Facebook is adept at leveraging peer pressure. A 2016 study found that Facebook status updates substantially increased voter turnout — but only when people specifically tagged their friends and offered messages of encouragement. The authors found that digital communication was more effective in increasing voter turnout than face-to-face communication.
Nitesh Chawla, Ph.D., is a professor of computer science and engineering at Notre Dame who studies social networks and behavior change in a health context. He explains that the data on voting behavior is a good sign, but there are hurdles that might hamper spreading healthy behaviors via social networks. Two factors that might hold people back from seeking care are lack of access and high costs — which have nothing to do with simple forgetfulness.
"It’s not just a single post on Facebook that will have an impact on health."

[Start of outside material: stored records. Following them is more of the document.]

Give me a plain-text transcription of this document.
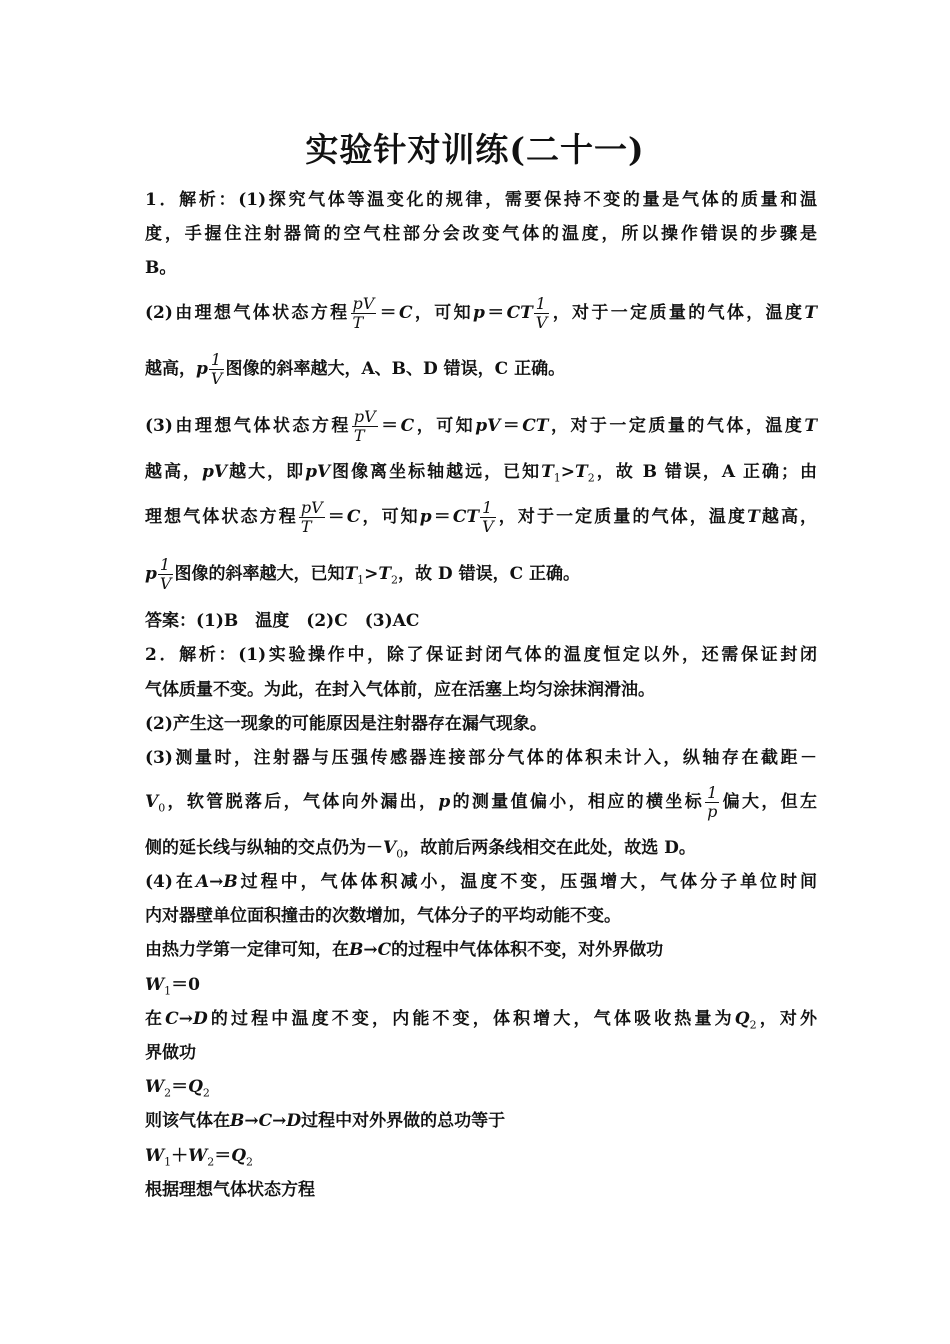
实验针对训练(二十一)
1．解析：(1)探究气体等温变化的规律，需要保持不变的量是气体的质量和温
度，手握住注射器筒的空气柱部分会改变气体的温度，所以操作错误的步骤是
B。
(2)由理想气体状态方程 $\frac{pV}{T} =C$，可知$p=CT \frac{1}{V}$ ，对于一定质量的气体，温度T
越高，p $\frac{1}{V}$ 图像的斜率越大，A、B、D 错误，C 正确。
(3)由理想气体状态方程 $\frac{pV}{T} =C$，可知pV＝CT，对于一定质量的气体，温度T
越高，pV越大，即pV图像离坐标轴越远，已知$T_1>T_2$，故 B 错误，A 正确；由
理想气体状态方程 $\frac{pV}{T} =C$，可知$p=CT \frac{1}{V}$ ，对于一定质量的气体，温度T越高，
p $\frac{1}{V}$ 图像的斜率越大，已知$T_1>T_2$，故 D 错误，C 正确。
答案：(1)B　温度　(2)C　(3)AC
2．解析：(1)实验操作中，除了保证封闭气体的温度恒定以外，还需保证封闭
气体质量不变。为此，在封入气体前，应在活塞上均匀涂抹润滑油。
(2)产生这一现象的可能原因是注射器存在漏气现象。
(3)测量时，注射器与压强传感器连接部分气体的体积未计入，纵轴存在截距－
$V_0$，软管脱落后，气体向外漏出，p的测量值偏小，相应的横坐标 $\frac{1}{p}$ 偏大，但左
侧的延长线与纵轴的交点仍为$-V_0$，故前后两条线相交在此处，故选 D。
(4)在A→B过程中，气体体积减小，温度不变，压强增大，气体分子单位时间
内对器壁单位面积撞击的次数增加，气体分子的平均动能不变。
由热力学第一定律可知，在B→C的过程中气体体积不变，对外界做功
$W_1=0$
在C→D的过程中温度不变，内能不变，体积增大，气体吸收热量为$Q_2$，对外
界做功
$W_2=Q_2$
则该气体在B→C→D过程中对外界做的总功等于
$W_1+W_2=Q_2$
根据理想气体状态方程
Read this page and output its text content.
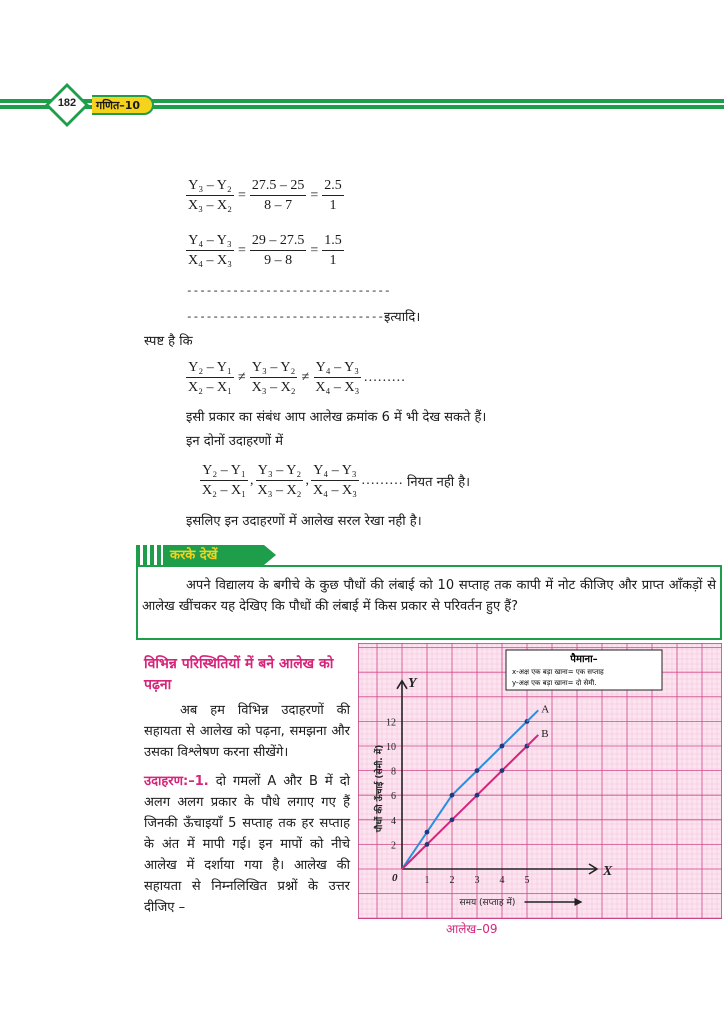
182	गणित–10
$\frac{\text{Y₃ – Y₂}}{\text{X₃ – X₂}} = \frac{27.5 - 25}{8 - 7} = \frac{2.5}{1}$
$\frac{\text{Y₄ – Y₃}}{\text{X₄ – X₃}} = \frac{29 - 27.5}{9 - 8} = \frac{1.5}{1}$
-------------------------------
-------------------------------
इत्यादि।
स्पष्ट है कि
$\frac{\text{Y₂ – Y₁}}{\text{X₂ – X₁}} \ne \frac{\text{Y₃ – Y₂}}{\text{X₃ – X₂}} \ne \frac{\text{Y₄ – Y₃}}{\text{X₄ – X₃}}$ ………
इसी प्रकार का संबंध आप आलेख क्रमांक 6 में भी देख सकते हैं।
इन दोनों उदाहरणों में
$\frac{\text{Y₂ – Y₁}}{\text{X₂ – X₁}}$ , $\frac{\text{Y₃ – Y₂}}{\text{X₃ – X₂}}$ , $\frac{\text{Y₄ – Y₃}}{\text{X₄ – X₃}}$ ……… नियत नही है।
इसलिए इन उदाहरणों में आलेख सरल रेखा नही है।
करके देखें
अपने विद्यालय के बगीचे के कुछ पौधों की लंबाई को 10 सप्ताह तक कापी में नोट कीजिए और प्राप्त आँकड़ों से आलेख खींचकर यह देखिए कि पौधों की लंबाई में किस प्रकार से परिवर्तन हुए हैं?
विभिन्न परिस्थितियों में बने आलेख को पढ़ना
अब हम विभिन्न उदाहरणों की सहायता से आलेख को पढ़ना, समझना और उसका विश्लेषण करना सीखेंगे।
उदाहरण:–1. दो गमलों A और B में दो अलग अलग प्रकार के पौधे लगाए गए हैं जिनकी ऊँचाइयाँ 5 सप्ताह तक हर सप्ताह के अंत में मापी गई। इन मापों को नीचे आलेख में दर्शाया गया है। आलेख की सहायता से निम्नलिखित प्रश्नों के उत्तर दीजिए –
1 2 3 4 5
2
4
6
8
10
12
0	X
Y
समय (सप्ताह में)
पौधों की ऊँचाई (सेमी. में)
A
B
पैमाना–
x-अक्ष एक बड़ा खाना= एक सप्ताह
y-अक्ष एक बड़ा खाना= दो सेमी.
आलेख–09
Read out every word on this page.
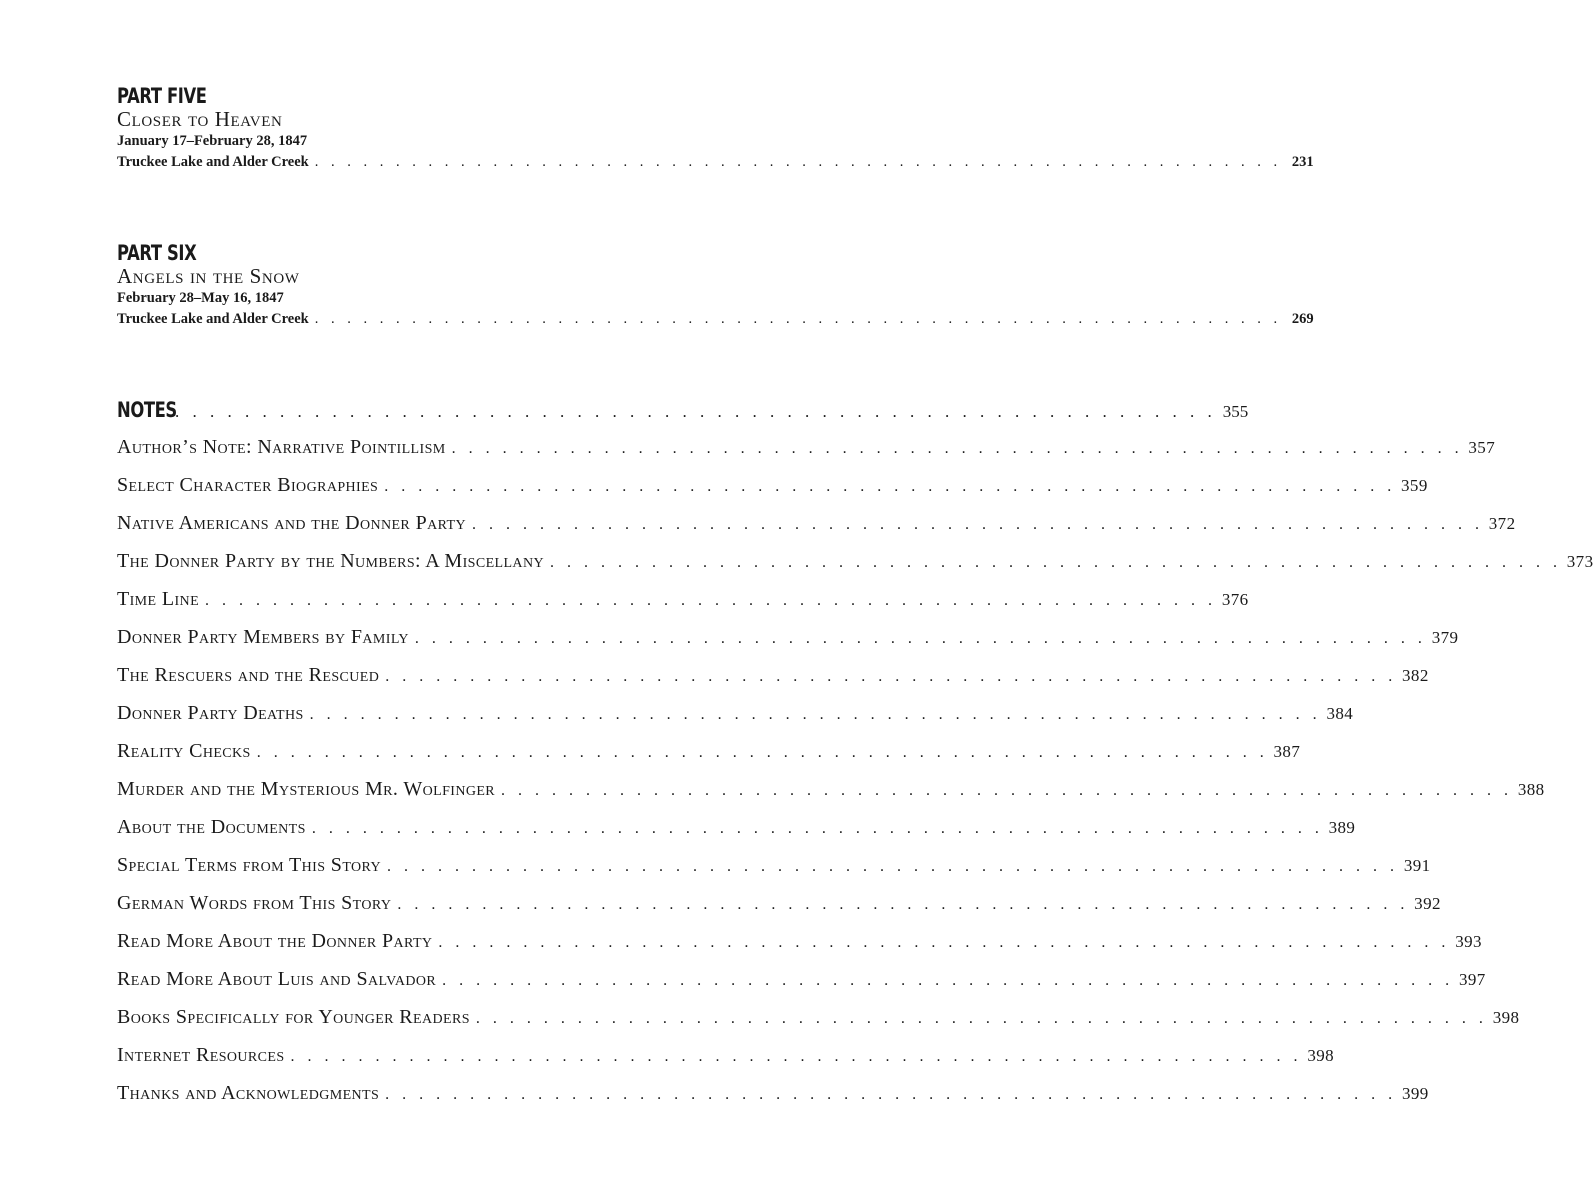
PART FIVE
Closer to Heaven
January 17–February 28, 1847
Truckee Lake and Alder Creek . . . . . . . . . . . . . . . . . . . . . . . . . . . . . . . . . . . . . . . . . . . . . . . . . . . . . . . . . . . . 231
PART SIX
Angels in the Snow
February 28–May 16, 1847
Truckee Lake and Alder Creek . . . . . . . . . . . . . . . . . . . . . . . . . . . . . . . . . . . . . . . . . . . . . . . . . . . . . . . . . . . . 269
NOTES
. . . . . . . . . . . . . . . . . . . . . . . . . . . . . . . . . . . . . . . . . . . . . . . . . . . . . . . . . . . . 355
Author’s Note: Narrative Pointillism . . . . . . . . . . . . . . . . . . . . . . . . . . . . . . . . . . . . . . . . . . . . . . . . . . . . . . . . . . . . 357
Select Character Biographies . . . . . . . . . . . . . . . . . . . . . . . . . . . . . . . . . . . . . . . . . . . . . . . . . . . . . . . . . . . . 359
Native Americans and the Donner Party . . . . . . . . . . . . . . . . . . . . . . . . . . . . . . . . . . . . . . . . . . . . . . . . . . . . . . . . . . . . 372
The Donner Party by the Numbers: A Miscellany . . . . . . . . . . . . . . . . . . . . . . . . . . . . . . . . . . . . . . . . . . . . . . . . . . . . . . . . . . . . 373
Time Line . . . . . . . . . . . . . . . . . . . . . . . . . . . . . . . . . . . . . . . . . . . . . . . . . . . . . . . . . . . . 376
Donner Party Members by Family . . . . . . . . . . . . . . . . . . . . . . . . . . . . . . . . . . . . . . . . . . . . . . . . . . . . . . . . . . . . 379
The Rescuers and the Rescued . . . . . . . . . . . . . . . . . . . . . . . . . . . . . . . . . . . . . . . . . . . . . . . . . . . . . . . . . . . . 382
Donner Party Deaths . . . . . . . . . . . . . . . . . . . . . . . . . . . . . . . . . . . . . . . . . . . . . . . . . . . . . . . . . . . . 384
Reality Checks . . . . . . . . . . . . . . . . . . . . . . . . . . . . . . . . . . . . . . . . . . . . . . . . . . . . . . . . . . . . 387
Murder and the Mysterious Mr. Wolfinger . . . . . . . . . . . . . . . . . . . . . . . . . . . . . . . . . . . . . . . . . . . . . . . . . . . . . . . . . . . . 388
About the Documents . . . . . . . . . . . . . . . . . . . . . . . . . . . . . . . . . . . . . . . . . . . . . . . . . . . . . . . . . . . . 389
Special Terms from This Story . . . . . . . . . . . . . . . . . . . . . . . . . . . . . . . . . . . . . . . . . . . . . . . . . . . . . . . . . . . . 391
German Words from This Story . . . . . . . . . . . . . . . . . . . . . . . . . . . . . . . . . . . . . . . . . . . . . . . . . . . . . . . . . . . . 392
Read More About the Donner Party . . . . . . . . . . . . . . . . . . . . . . . . . . . . . . . . . . . . . . . . . . . . . . . . . . . . . . . . . . . . 393
Read More About Luis and Salvador . . . . . . . . . . . . . . . . . . . . . . . . . . . . . . . . . . . . . . . . . . . . . . . . . . . . . . . . . . . . 397
Books Specifically for Younger Readers . . . . . . . . . . . . . . . . . . . . . . . . . . . . . . . . . . . . . . . . . . . . . . . . . . . . . . . . . . . . 398
Internet Resources . . . . . . . . . . . . . . . . . . . . . . . . . . . . . . . . . . . . . . . . . . . . . . . . . . . . . . . . . . . . 398
Thanks and Acknowledgments . . . . . . . . . . . . . . . . . . . . . . . . . . . . . . . . . . . . . . . . . . . . . . . . . . . . . . . . . . . . 399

Chawla’s research suggests that heath and wellness behaviors do travel throughout social networks, but they require consistent, close ties to make significant headway within a network. That means it could take far more than just one reminder or a status update from a long-forgotten Facebook friend to change habits.
“The question becomes, does that connection on Facebook become a sustained effort in engaging together to result in health and wellbeing outcomes?” Chawla says.
Ultimately, it comes down to whether the right five, ten, or 15 people engage in the behavior — with that kind of tight social network, says Chawla, it might be possible to get a habit to stick.
The messenger matters
The biggest problem facing Preventative Health may not come from the difficult business of changing human behavior. Facebook may have the potential to leverage social dynamics for public health good, but whether the company is the right medium for the message isn’t clear.
In 2018, Facebook exposed 87 million user profiles to the firm Cambridge Analytica, which infamously used that data for political advertising purposes. This week, two days after Facebook announced the rollout of Preventative Health, the company paid the maximum fine possible for their role in the ensuing scandal — about $643,000.
This incident and others have raised concerns over Facebook’s suitability as a steward of private data, never mind a person’s health data. Freddy Abnousi, M.D., who heads up health care research for Facebook, said in a statement that Facebook won’t share health data with third parties, or show ads based on the information that users put into the tool.
Mandy Sugrue, a Facebook spokesperson, tells Inverse that the company went to additional lengths to protect user privacy. She did not answer Inverse’s questions about how Facebook plans to keep users’ data private and secure.
Public trust in Facebook has eroded: 60 percent of respondents to a Wall Street Journal and NBC poll said they don’t trust the company at all to protect their private data. That lack of public trust could undercut the power of the social connections the website fosters. Still, Pagoto hopes that we may be able to find more transparent, trustworthy ways to use social media for public health:
“We can use our social connections to help improve health other’s health. That’s the thing I hope people can get excited about,” says Pagoto. “We still need to figure out how to do that in the best way.”